At the same time, the Nagkaisa Labor Coalition rejected on Friday DOLE’s proposal to extend the six month floating status of employment, and the deferment of payment of 13th month pay.
“The labor standards law cannot be amended or repealed by executive fiat. The spring cannot be above the source,” it said.
Under the law, suspension of employment cannot exceed six months.
The DOLE’s proposal allowing an extension of the period when employment is suspended for six more months does not have any support in law, it said.
Article 301 of the Labor Code only allows for a bona fide suspension of operation of a business or undertaking for a period not exceeding six months, it added.
It said: “The DOLE has no authority to issue a Department Order or Advisory in violation of the Labor Code, which it is mandated to implement.
“In the words of the Supreme Court, ‘the law prevails over administrative regulations implementing it. The authority to promulgate implementing rules proceeds from the law itself. To be valid, a rule or regulation must conform to and be consistent with the provisions of the enabling statute. As such, it cannot amend the law either by abridging or expanding its scope.’”

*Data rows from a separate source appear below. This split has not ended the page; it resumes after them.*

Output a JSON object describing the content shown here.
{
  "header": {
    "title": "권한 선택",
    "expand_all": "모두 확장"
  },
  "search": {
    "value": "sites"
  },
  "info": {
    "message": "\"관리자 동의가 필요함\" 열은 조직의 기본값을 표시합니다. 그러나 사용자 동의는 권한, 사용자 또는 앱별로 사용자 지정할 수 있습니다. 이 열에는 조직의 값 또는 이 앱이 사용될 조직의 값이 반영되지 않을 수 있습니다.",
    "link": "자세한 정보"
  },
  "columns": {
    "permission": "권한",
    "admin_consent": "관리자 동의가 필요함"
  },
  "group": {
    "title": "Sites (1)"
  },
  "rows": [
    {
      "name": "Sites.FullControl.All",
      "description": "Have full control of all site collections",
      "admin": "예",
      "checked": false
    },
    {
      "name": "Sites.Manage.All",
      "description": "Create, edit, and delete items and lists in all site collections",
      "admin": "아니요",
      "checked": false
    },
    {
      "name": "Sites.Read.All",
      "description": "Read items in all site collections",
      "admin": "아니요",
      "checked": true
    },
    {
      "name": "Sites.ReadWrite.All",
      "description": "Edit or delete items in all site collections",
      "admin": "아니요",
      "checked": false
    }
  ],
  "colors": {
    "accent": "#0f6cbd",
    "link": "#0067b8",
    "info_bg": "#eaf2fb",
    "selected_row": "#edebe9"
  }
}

Only Congress can amend the law, if it agrees with the DOLE’s intent to prolong the floating status of employment, the group said.
Villanueva reiterated the importance of assisting MSMEs which would play a vital part in the recovery of the job market, pointing out that 99 percent of businesses fell under the category. MSMEs employ an estimated 5.7 million workers, according to data from the Department of Trade and Industry.